Your fingers made ruptures on my heart, As our feet moved not too fast, And our minds thought not too slow. Your hand swings by, To say a little hi, But I pull away.
No longer, not yet.
You’re a man on fire, And I’m a girl of flames, But I burnt holes into your metaphorical image, And now you’re waiting, For your opportunity to do the same.
No longer, not yet.
Our hot air balloons float through the sky, As our eager eyes fade away, Through the vast valleys of dark and light, Though I can hear your voice calling, Through the thick fog of our hearts, “Come back.” But I ignore it.
No longer, not yet.
Your hands clasp together, Through the music of God, And I stand at a distance, Watching your every move, Hoping I’ll get another chance, To say the goodbye I meant to.
I feel incomplete. Something about being too short, So it hurts to stand. Something about being too quiet, So it hurts to speak up. Something about thinking before doing, So it hurts to do.
My day feels incomplete. Something about missing Spanish class, So it hurts to do work. Something about losing my bottom retainer, So it hurts to wear the top. Something about missing a shoelace, So it hurts to wear shoes.
My life feels incomplete. Something about a girl who loves to write, So it hurts when people ask her to speak. Something about a boy who likes to speak his mind, So it hurts to watch him listen. Something about a love unbroken, So it hurts to mend it back together.
Something feels incomplete, So it hurts trying to figure out what.
I've been finding it harder and harder, To hold my breath above water. And this is making my lungs breath easier, And my heart beat happier; But I don't want it that way. I want it to feel harder and harder to breath, To feel the thrill of the hurt, The pain of the burn.

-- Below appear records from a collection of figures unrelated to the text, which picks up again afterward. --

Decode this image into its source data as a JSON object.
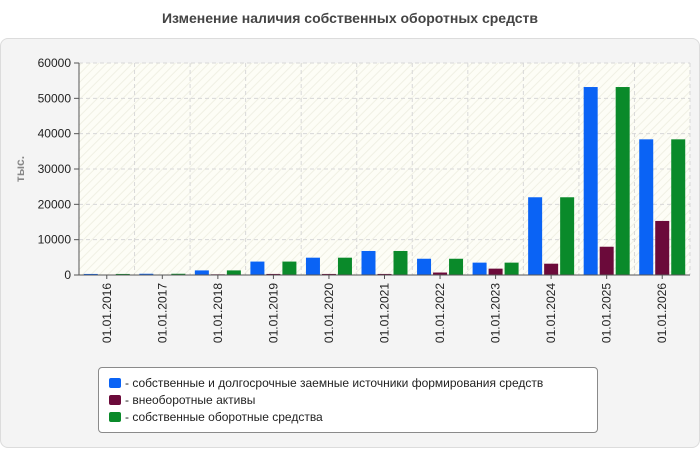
{
  "chart_data": {
    "type": "bar",
    "title": "Изменение наличия собственных оборотных средств",
    "ylabel": "тыс.",
    "ylim": [
      0,
      60000
    ],
    "yticks": [
      0,
      10000,
      20000,
      30000,
      40000,
      50000,
      60000
    ],
    "grid": true,
    "legend_position": "bottom",
    "categories": [
      "01.01.2016",
      "01.01.2017",
      "01.01.2018",
      "01.01.2019",
      "01.01.2020",
      "01.01.2021",
      "01.01.2022",
      "01.01.2023",
      "01.01.2024",
      "01.01.2025",
      "01.01.2026"
    ],
    "series": [
      {
        "name": "- собственные и долгосрочные заемные источники формирования средств",
        "color": "#0a63f5",
        "values": [
          300,
          350,
          1300,
          3800,
          4900,
          6800,
          4600,
          3500,
          22000,
          53200,
          38400
        ]
      },
      {
        "name": "- внеоборотные активы",
        "color": "#6b0a3a",
        "values": [
          100,
          100,
          200,
          300,
          300,
          300,
          700,
          1800,
          3200,
          8000,
          15300
        ]
      },
      {
        "name": "- собственные оборотные средства",
        "color": "#0a8a2a",
        "values": [
          300,
          350,
          1300,
          3800,
          4900,
          6800,
          4600,
          3500,
          22000,
          53200,
          38400
        ]
      }
    ]
  }
}
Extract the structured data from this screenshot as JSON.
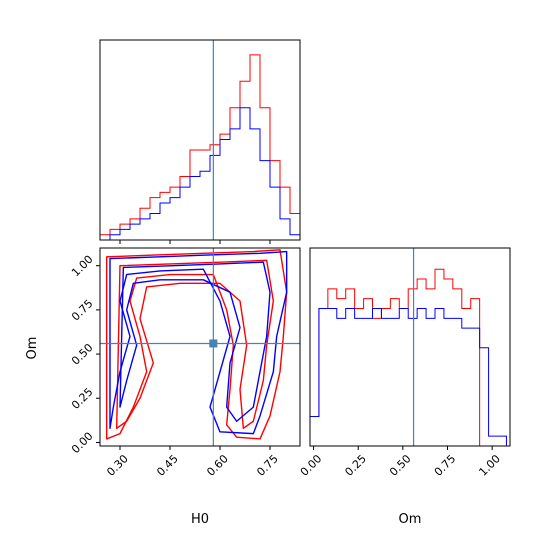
{
  "chart_data": {
    "type": "corner",
    "parameters": [
      "H0",
      "Om"
    ],
    "truth": {
      "H0": 0.58,
      "Om": 0.56
    },
    "colors": {
      "red_series": "#ff0000",
      "blue_series": "#0000ff",
      "truth_line": "#4682b4"
    },
    "panels": [
      {
        "id": "hist-H0",
        "type": "histogram",
        "xlim": [
          0.24,
          0.84
        ],
        "ticks": [
          0.3,
          0.45,
          0.6,
          0.75
        ],
        "bin_edges": [
          0.24,
          0.255,
          0.27,
          0.285,
          0.3,
          0.315,
          0.33,
          0.345,
          0.36,
          0.375,
          0.39,
          0.405,
          0.42,
          0.435,
          0.45,
          0.465,
          0.48,
          0.495,
          0.51,
          0.525,
          0.54,
          0.555,
          0.57,
          0.585,
          0.6,
          0.615,
          0.63,
          0.645,
          0.66,
          0.675,
          0.69,
          0.705,
          0.72,
          0.735,
          0.75,
          0.765,
          0.78,
          0.795,
          0.81,
          0.825,
          0.84
        ],
        "series": [
          {
            "color": "red",
            "values": [
              1,
              1,
              2,
              2,
              3,
              3,
              4,
              4,
              6,
              6,
              8,
              8,
              9,
              9,
              10,
              10,
              12,
              12,
              17,
              17,
              17,
              17,
              18,
              18,
              20,
              20,
              25,
              25,
              30,
              30,
              35,
              35,
              25,
              25,
              15,
              15,
              10,
              10,
              5,
              5
            ]
          },
          {
            "color": "blue",
            "values": [
              0,
              0,
              1,
              1,
              2,
              2,
              3,
              3,
              4,
              4,
              5,
              5,
              7,
              7,
              8,
              8,
              10,
              10,
              12,
              12,
              13,
              13,
              16,
              16,
              19,
              19,
              21,
              21,
              25,
              25,
              21,
              21,
              15,
              15,
              10,
              10,
              4,
              4,
              1,
              1
            ]
          }
        ]
      },
      {
        "id": "hist-Om",
        "type": "histogram",
        "xlim": [
          -0.02,
          1.1
        ],
        "ticks": [
          0.0,
          0.25,
          0.5,
          0.75,
          1.0
        ],
        "tick_labels": [
          "0.00",
          "0.25",
          "0.50",
          "0.75",
          "1.00"
        ],
        "bin_edges": [
          -0.02,
          0.03,
          0.08,
          0.13,
          0.18,
          0.23,
          0.28,
          0.33,
          0.38,
          0.43,
          0.48,
          0.53,
          0.58,
          0.63,
          0.68,
          0.73,
          0.78,
          0.83,
          0.88,
          0.93,
          0.98,
          1.03,
          1.08
        ],
        "series": [
          {
            "color": "red",
            "values": [
              3,
              14,
              16,
              15,
              16,
              14,
              15,
              13,
              14,
              15,
              14,
              16,
              17,
              16,
              18,
              17,
              16,
              14,
              15,
              0,
              0,
              0
            ]
          },
          {
            "color": "blue",
            "values": [
              3,
              14,
              14,
              13,
              14,
              13,
              13,
              14,
              13,
              13,
              14,
              13,
              14,
              13,
              14,
              13,
              13,
              12,
              12,
              10,
              1,
              1
            ]
          }
        ]
      },
      {
        "id": "contour-H0-Om",
        "type": "contour",
        "xlabel": "H0",
        "ylabel": "Om",
        "xlim": [
          0.24,
          0.84
        ],
        "ylim": [
          -0.02,
          1.1
        ],
        "xticks": [
          0.3,
          0.45,
          0.6,
          0.75
        ],
        "yticks": [
          0.0,
          0.25,
          0.5,
          0.75,
          1.0
        ],
        "ytick_labels": [
          "0.00",
          "0.25",
          "0.50",
          "0.75",
          "1.00"
        ],
        "contours": [
          {
            "color": "red",
            "points": [
              [
                0.26,
                1.05
              ],
              [
                0.4,
                1.06
              ],
              [
                0.55,
                1.07
              ],
              [
                0.7,
                1.08
              ],
              [
                0.78,
                1.09
              ],
              [
                0.8,
                0.85
              ],
              [
                0.79,
                0.6
              ],
              [
                0.78,
                0.4
              ],
              [
                0.75,
                0.15
              ],
              [
                0.72,
                0.02
              ],
              [
                0.65,
                0.03
              ],
              [
                0.62,
                0.1
              ],
              [
                0.63,
                0.3
              ],
              [
                0.64,
                0.55
              ],
              [
                0.62,
                0.75
              ],
              [
                0.58,
                0.95
              ],
              [
                0.45,
                0.95
              ],
              [
                0.35,
                0.93
              ],
              [
                0.33,
                0.8
              ],
              [
                0.36,
                0.6
              ],
              [
                0.38,
                0.4
              ],
              [
                0.34,
                0.2
              ],
              [
                0.3,
                0.05
              ],
              [
                0.26,
                0.02
              ]
            ]
          },
          {
            "color": "red",
            "points": [
              [
                0.3,
                1.0
              ],
              [
                0.45,
                1.01
              ],
              [
                0.6,
                1.02
              ],
              [
                0.74,
                1.03
              ],
              [
                0.76,
                0.8
              ],
              [
                0.74,
                0.55
              ],
              [
                0.73,
                0.35
              ],
              [
                0.7,
                0.12
              ],
              [
                0.67,
                0.08
              ],
              [
                0.66,
                0.3
              ],
              [
                0.68,
                0.55
              ],
              [
                0.66,
                0.8
              ],
              [
                0.6,
                0.9
              ],
              [
                0.48,
                0.9
              ],
              [
                0.38,
                0.88
              ],
              [
                0.36,
                0.7
              ],
              [
                0.4,
                0.45
              ],
              [
                0.36,
                0.25
              ],
              [
                0.32,
                0.12
              ],
              [
                0.29,
                0.08
              ]
            ]
          },
          {
            "color": "blue",
            "points": [
              [
                0.27,
                1.04
              ],
              [
                0.42,
                1.05
              ],
              [
                0.56,
                1.06
              ],
              [
                0.72,
                1.07
              ],
              [
                0.8,
                1.08
              ],
              [
                0.8,
                0.85
              ],
              [
                0.77,
                0.6
              ],
              [
                0.76,
                0.4
              ],
              [
                0.72,
                0.15
              ],
              [
                0.7,
                0.05
              ],
              [
                0.6,
                0.06
              ],
              [
                0.57,
                0.2
              ],
              [
                0.6,
                0.4
              ],
              [
                0.63,
                0.6
              ],
              [
                0.6,
                0.8
              ],
              [
                0.55,
                0.98
              ],
              [
                0.42,
                0.97
              ],
              [
                0.32,
                0.95
              ],
              [
                0.3,
                0.8
              ],
              [
                0.33,
                0.6
              ],
              [
                0.3,
                0.4
              ],
              [
                0.28,
                0.2
              ],
              [
                0.27,
                0.08
              ]
            ]
          },
          {
            "color": "blue",
            "points": [
              [
                0.31,
                0.99
              ],
              [
                0.46,
                1.0
              ],
              [
                0.6,
                1.01
              ],
              [
                0.73,
                1.02
              ],
              [
                0.75,
                0.85
              ],
              [
                0.74,
                0.6
              ],
              [
                0.72,
                0.4
              ],
              [
                0.7,
                0.2
              ],
              [
                0.65,
                0.12
              ],
              [
                0.62,
                0.2
              ],
              [
                0.63,
                0.45
              ],
              [
                0.66,
                0.65
              ],
              [
                0.63,
                0.85
              ],
              [
                0.55,
                0.92
              ],
              [
                0.42,
                0.92
              ],
              [
                0.34,
                0.9
              ],
              [
                0.32,
                0.75
              ],
              [
                0.35,
                0.55
              ],
              [
                0.32,
                0.35
              ],
              [
                0.3,
                0.2
              ]
            ]
          }
        ]
      }
    ]
  }
}
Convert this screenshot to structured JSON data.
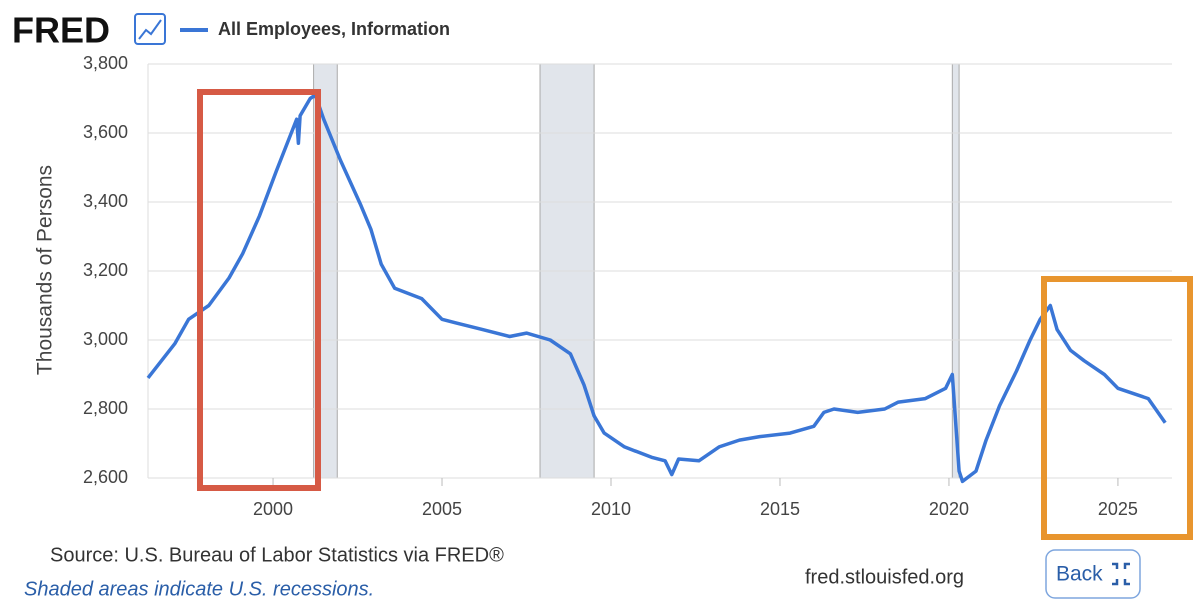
{
  "logo": "FRED",
  "chart_data": {
    "type": "line",
    "y_label": "Thousands of Persons",
    "x": [
      1996.3,
      1997.1,
      1997.5,
      1998.1,
      1998.7,
      1999.1,
      1999.6,
      2000.1,
      2000.5,
      2000.7,
      2000.75,
      2000.8,
      2001.1,
      2001.25,
      2001.5,
      2002.0,
      2002.6,
      2002.9,
      2003.2,
      2003.6,
      2004.4,
      2005.0,
      2005.4,
      2006.2,
      2007.0,
      2007.5,
      2008.2,
      2008.8,
      2009.2,
      2009.5,
      2009.8,
      2010.4,
      2011.2,
      2011.6,
      2011.8,
      2012.0,
      2012.6,
      2013.2,
      2013.8,
      2014.4,
      2015.3,
      2016.0,
      2016.3,
      2016.6,
      2017.3,
      2018.1,
      2018.5,
      2019.3,
      2019.9,
      2020.1,
      2020.3,
      2020.4,
      2020.8,
      2021.1,
      2021.5,
      2022.0,
      2022.4,
      2022.7,
      2023.0,
      2023.2,
      2023.6,
      2024.0,
      2024.6,
      2025.0,
      2025.9,
      2026.4
    ],
    "series": [
      {
        "name": "All Employees, Information",
        "color": "#3a76d6",
        "values": [
          2890,
          2990,
          3060,
          3100,
          3180,
          3250,
          3360,
          3490,
          3590,
          3640,
          3570,
          3650,
          3700,
          3710,
          3640,
          3520,
          3390,
          3320,
          3220,
          3150,
          3120,
          3060,
          3050,
          3030,
          3010,
          3020,
          3000,
          2960,
          2870,
          2780,
          2730,
          2690,
          2660,
          2650,
          2610,
          2655,
          2650,
          2690,
          2710,
          2720,
          2730,
          2750,
          2790,
          2800,
          2790,
          2800,
          2820,
          2830,
          2860,
          2900,
          2620,
          2590,
          2620,
          2710,
          2810,
          2910,
          3000,
          3060,
          3100,
          3030,
          2970,
          2940,
          2900,
          2860,
          2830,
          2760
        ]
      }
    ],
    "recessions": [
      [
        2001.2,
        2001.9
      ],
      [
        2007.9,
        2009.5
      ],
      [
        2020.1,
        2020.3
      ]
    ],
    "xlim": [
      1996.3,
      2026.6
    ],
    "xticks": [
      2000,
      2005,
      2010,
      2015,
      2020,
      2025
    ],
    "ylim": [
      2600,
      3800
    ],
    "yticks": [
      {
        "value": 2600,
        "label": "2,600"
      },
      {
        "value": 2800,
        "label": "2,800"
      },
      {
        "value": 3000,
        "label": "3,000"
      },
      {
        "value": 3200,
        "label": "3,200"
      },
      {
        "value": 3400,
        "label": "3,400"
      },
      {
        "value": 3600,
        "label": "3,600"
      },
      {
        "value": 3800,
        "label": "3,800"
      }
    ],
    "grid": true
  },
  "footer": {
    "source": "Source: U.S. Bureau of Labor Statistics via FRED®",
    "note": "Shaded areas indicate U.S. recessions.",
    "url": "fred.stlouisfed.org",
    "button": "Back"
  }
}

I want the struggle to push me away, Farther than I've ever been before, So I don't need to hear the cries of help, From the people who actually want to breath easy. I want to blend in with the dusk and the dawn, Hide in the shadows and stare at my silhouette, The one that doesn't exist. But I can't, For the people who are one with the Sun are helping me up, Instead of pushing me down. I just want to go down. I just want to feel compacted in my own brain, And secluded to my own soul, For the mindless bliss of life is slowly killing me. Can life do that? Kill you? If it can, It's not.
When our pinky's touched, I couldn't back out. I didn't really know what I was in for, But deep down inside, I did. It doesn't help that you're practically seven feet taller than me, And have the most masculine appearance as anyone I know. But, Our tiny appendages linked together, And when you said once we leave contact, A promise is a promise, I swear I drowned in a pool of my own sweat, And my eyes got as big as fireflies. Then, I just wanted to bring you to lunch with me, Then Spanish, The study hall, And finally home, Just so I didn't have to let go. Ever. But we did, And now a promise is a promise, And if I break it, I know a reign of terror will wreak havoc on my life, And your God like appearance will come down upon me, And never let it leave my self conscious, That I left you with hurt.
When I stopped in yesterday, It was early, And I didn't think you'd be there. But, Whole heartedly, I wanted you to be. At first you weren't, And I gave my hopes up. Five minutes later, I risked being late for class, Just to try one more time. I was lucky really, For when my squeaky boots stepped into the doorway, You were there, And a sense of relief washed over me. We talked for a while, A long while, And I had never felt happier, But then the bell rang, And I was two minutes late for homeroom. It was worth it though, Every word exchanged, Every smiled received, Each hug conceived. I would have wished for nothing more than to have been late, Just for you. And one last thing; I never stopped smiling.
When people think of death, They think morbid, Tortune, Saddness. But I try to pick out the good things. These are the best good things I can find; Hope and Reliving. After all, Some of the prettiest things are dead.
It's almost funny. When I first saw this picture, I saw us, And the life we live now. We both used to be be beautiful, Vibrant, Adorded, But now, I'm shriveled and you're perfect; Or at least that's what you say.
These leaves have the story of us, Two bright-headed blobs who shared everything, From the very beginning until the very end. We shared books, We shared socks, We even shared our toothbrushes one time, But we tried our hardest to forget about that. These leaves shared trees, They shared the same breeze, They shared the same branch, Whom they also chose to forget about. One day, You decided to go off and rant about my life to your friends, Just like this red leaf did to the shriveled one. That's why that leaf is shriveled; Why I'm shriveled. Our friends both drove us down to nothingness, And that's why we both lay here today.
"You are cautious in showing your true self to others,"
It's true. I never thought a virtual cookie could predict who I am, Or know me better than...me. All it took was three seconds, Maybe four, For it to figure that small part of me out. It has taken me 14 years. I've always been "the quiet girl", The "one with few words." People would ask me why, I would respond with the typical shoulder shrug, For that was my real answer; I didn't know. But because of an online gimmick, I pieced together that I don't tell people things, Unless I trust them enough, And enjoy being around them enough. It's sort of sad really, That a fake food item knows more about me than I do.